I personally would like to see more integration between garage and the talblet repository / build system. It would be cool is a correctly formed project in svn in garage could automagically be built correctly at the click of a button. But it isn’t. At least not yet.

So with esbox and svn support i was ready to checkout witter back into my workspace and get on with development. However I personally quite like having the fremantle development environment. With esbox you can just run python right on the device if you configure it as a remote environment. And there are distinct advantages to this approach, not least the fact you don’t have to setup scratchbox etc.
However I find it faster, once setup, to copy files into scratchbox and run locally, rather than ssh things accross to my n900 which i then have to switch to, then back to laptop etc.

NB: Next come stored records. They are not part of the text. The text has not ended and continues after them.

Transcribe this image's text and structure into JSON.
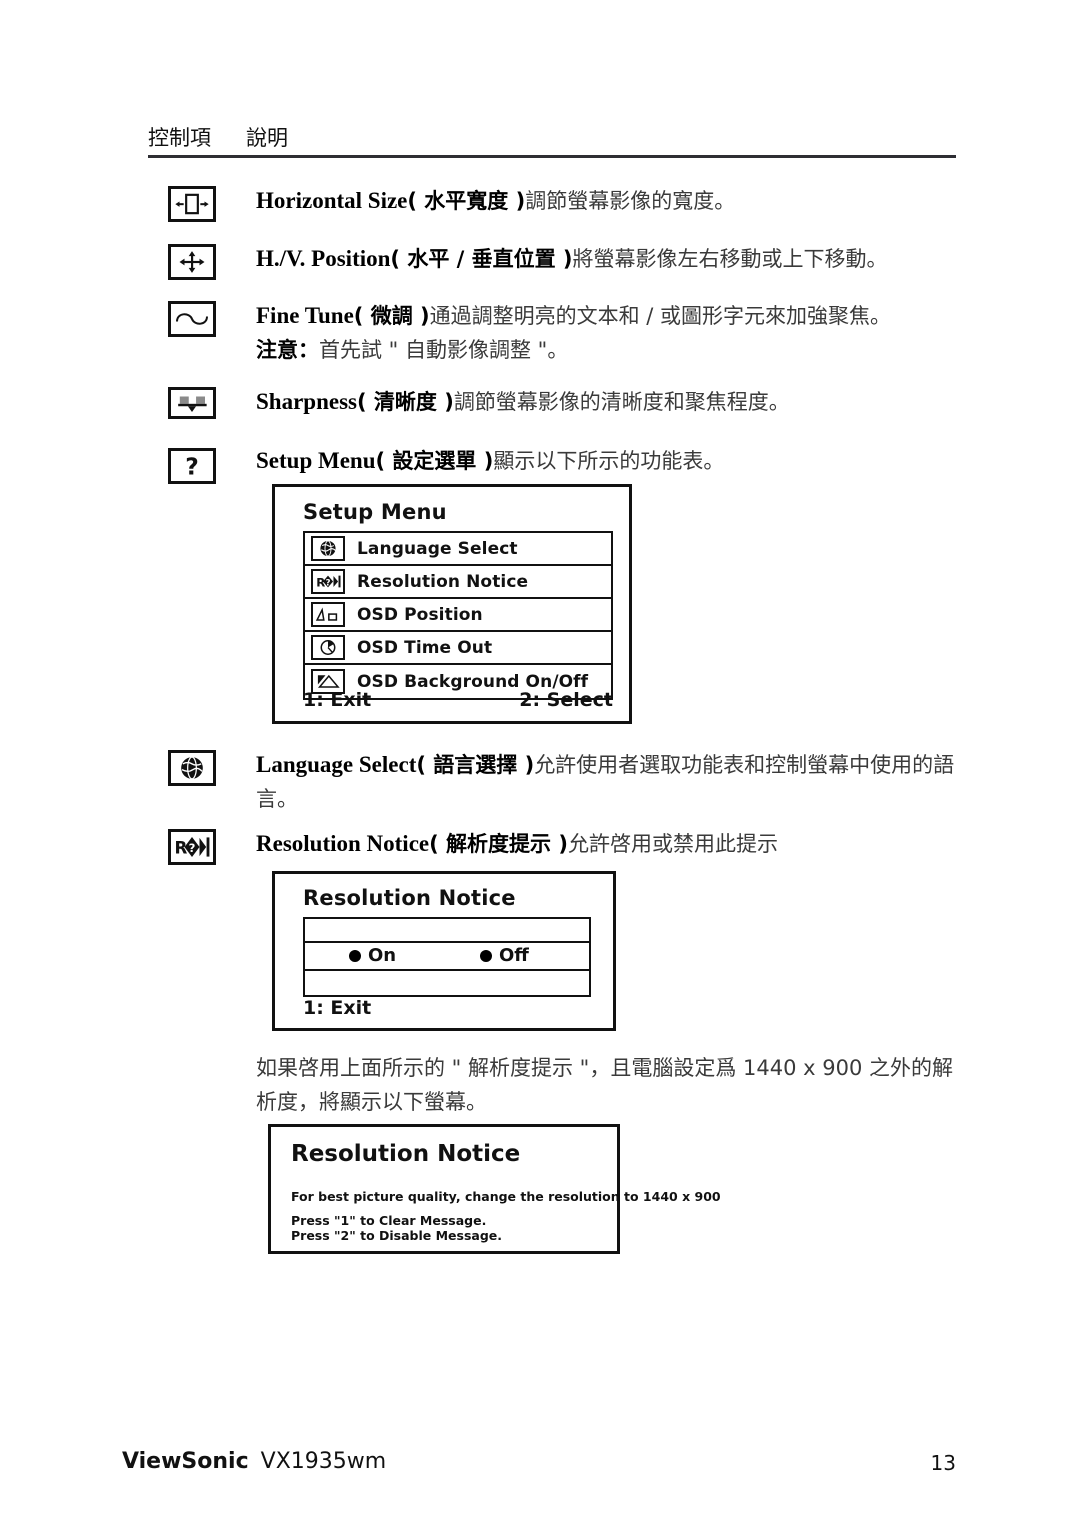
{
  "header": {
    "col_control": "控制項",
    "col_description": "說明"
  },
  "entries": [
    {
      "icon": "horizontal-size-icon",
      "title_en": "Horizontal Size",
      "title_zh": "( 水平寬度 )",
      "body": "調節螢幕影像的寬度。"
    },
    {
      "icon": "hv-position-icon",
      "title_en": "H./V. Position",
      "title_zh": "( 水平 / 垂直位置 )",
      "body": "將螢幕影像左右移動或上下移動。"
    },
    {
      "icon": "fine-tune-icon",
      "title_en": "Fine Tune",
      "title_zh": "( 微調 )",
      "body": "通過調整明亮的文本和 / 或圖形字元來加強聚焦。",
      "note_label": "注意：",
      "note_body": "首先試 \" 自動影像調整 \"。"
    },
    {
      "icon": "sharpness-icon",
      "title_en": "Sharpness",
      "title_zh": "( 清晰度 )",
      "body": "調節螢幕影像的清晰度和聚焦程度。"
    },
    {
      "icon": "setup-menu-icon",
      "title_en": "Setup Menu",
      "title_zh": "( 設定選單 )",
      "body": "顯示以下所示的功能表。"
    },
    {
      "icon": "language-select-icon",
      "title_en": "Language Select",
      "title_zh": "( 語言選擇 )",
      "body": "允許使用者選取功能表和控制螢幕中使用的語言。"
    },
    {
      "icon": "resolution-notice-icon",
      "title_en": "Resolution Notice",
      "title_zh": "( 解析度提示 )",
      "body": "允許啓用或禁用此提示"
    }
  ],
  "setup_menu_osd": {
    "title": "Setup Menu",
    "items": [
      {
        "icon": "globe-icon",
        "label": "Language Select"
      },
      {
        "icon": "resolution-notice-icon",
        "label": "Resolution Notice"
      },
      {
        "icon": "osd-position-icon",
        "label": "OSD Position"
      },
      {
        "icon": "osd-timeout-icon",
        "label": "OSD Time Out"
      },
      {
        "icon": "osd-background-icon",
        "label": "OSD Background On/Off"
      }
    ],
    "footer_left": "1: Exit",
    "footer_right": "2: Select"
  },
  "resolution_notice_osd": {
    "title": "Resolution Notice",
    "option_on": "On",
    "option_off": "Off",
    "footer_left": "1: Exit"
  },
  "resolution_paragraph": "如果啓用上面所示的 \" 解析度提示 \"，且電腦設定爲 1440 x 900 之外的解析度，將顯示以下螢幕。",
  "resolution_message_box": {
    "title": "Resolution Notice",
    "line1": "For best picture quality, change the resolution to 1440 x 900",
    "line2": "Press \"1\" to Clear Message.",
    "line3": "Press \"2\" to Disable Message."
  },
  "footer": {
    "brand": "ViewSonic",
    "model": "VX1935wm",
    "page_number": "13"
  }
}
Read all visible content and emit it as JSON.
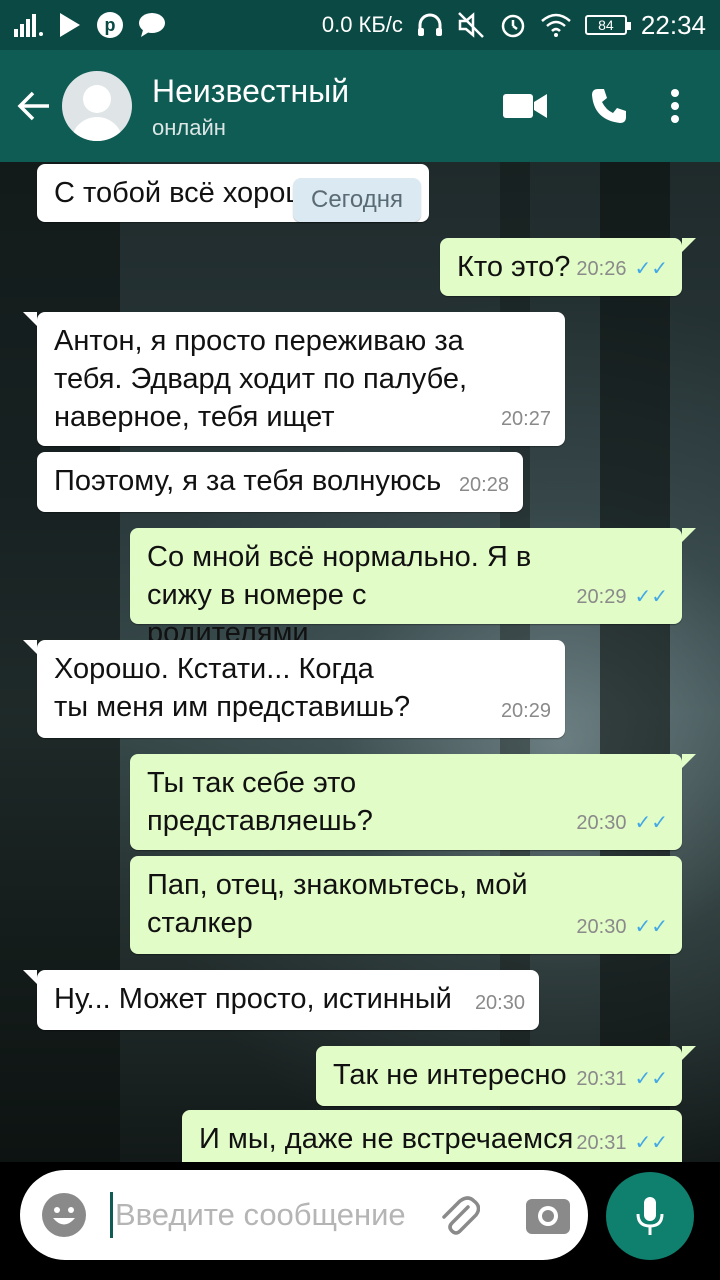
{
  "status_bar": {
    "speed": "0.0 КБ/с",
    "battery": "84",
    "time": "22:34"
  },
  "header": {
    "contact_name": "Неизвестный",
    "contact_status": "онлайн"
  },
  "date_pill": "Сегодня",
  "messages": [
    {
      "dir": "in",
      "text": "С тобой всё хорош",
      "time": ""
    },
    {
      "dir": "out",
      "text": "Кто это?",
      "time": "20:26"
    },
    {
      "dir": "in",
      "text": "Антон, я просто переживаю за тебя. Эдвард ходит по палубе, наверное, тебя ищет",
      "time": "20:27"
    },
    {
      "dir": "in",
      "text": "Поэтому, я за тебя волнуюсь",
      "time": "20:28"
    },
    {
      "dir": "out",
      "text": "Со мной всё нормально. Я в сижу в номере с родителями",
      "time": "20:29"
    },
    {
      "dir": "in",
      "text": "Хорошо. Кстати... Когда ты меня им представишь?",
      "time": "20:29"
    },
    {
      "dir": "out",
      "text": "Ты так себе это представляешь?",
      "time": "20:30"
    },
    {
      "dir": "out",
      "text": "Пап, отец, знакомьтесь, мой сталкер",
      "time": "20:30"
    },
    {
      "dir": "in",
      "text": "Ну... Может просто, истинный",
      "time": "20:30"
    },
    {
      "dir": "out",
      "text": "Так не интересно",
      "time": "20:31"
    },
    {
      "dir": "out",
      "text": "И мы, даже не встречаемся",
      "time": "20:31"
    }
  ],
  "composer": {
    "placeholder": "Введите сообщение"
  },
  "colors": {
    "header_bg": "#0f5c54",
    "status_bg": "#0b4a44",
    "outgoing_bubble": "#e2fcc8",
    "incoming_bubble": "#ffffff",
    "read_ticks": "#43a8e6",
    "mic_button": "#0f7f6e"
  },
  "icons": {
    "back": "arrow-left-icon",
    "video": "video-camera-icon",
    "call": "phone-icon",
    "menu": "more-vert-icon",
    "emoji": "smiley-icon",
    "attach": "paperclip-icon",
    "camera": "camera-icon",
    "mic": "microphone-icon"
  }
}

The important things for python in the scratchbox development environment are,…don’t bother with the armel target. That is only really needed if you are compiling c for the device. The x86 target is better because you can actually run the emulated n900.
Once youve setup stcratchbox, done the updates, and installed the nokia-binaries pacakge. You will want to add the extras-devel repository to your /etc/apt/sources.list. This allows you to install all the required python libraries.
I’d list them here, but I find it useful to stumble over each library my app needs as I add the imports, since I can keep a list which will ultimatly make it into a depends declaration when you build your python project into an installable app.

The other thing you want to do in scratchbox is modify the /etc/resolv.conf file to match that of your host system. Without it you won’t be able to resolve any internet addresses. Given you are developing for a mobile internet device, it’s likely your app will need to access the internet.

I personally develop in esbox natively in ubuntu. Then copy my files into scratchbox. And I have Xephyr running, with maemo 5 up inside it. And a terminal logged into scratchbox where I can run/rerun my app.

Then when I want to copy onto my n900 I just scp the files to the device.

With this setup, anyone wanting to look at the witter source can just open a new project in esbox as an svn project and enter the svn details for witter (or whatever project from garage you are interested in) and you can start playing with the code much as the developer does.

It’s not as good as eclipse for java, but it makes devloping in python a little easier, and integration with svn makes working with a garage project nicer to do. Maybe in time there will be more great python help for would-be developers.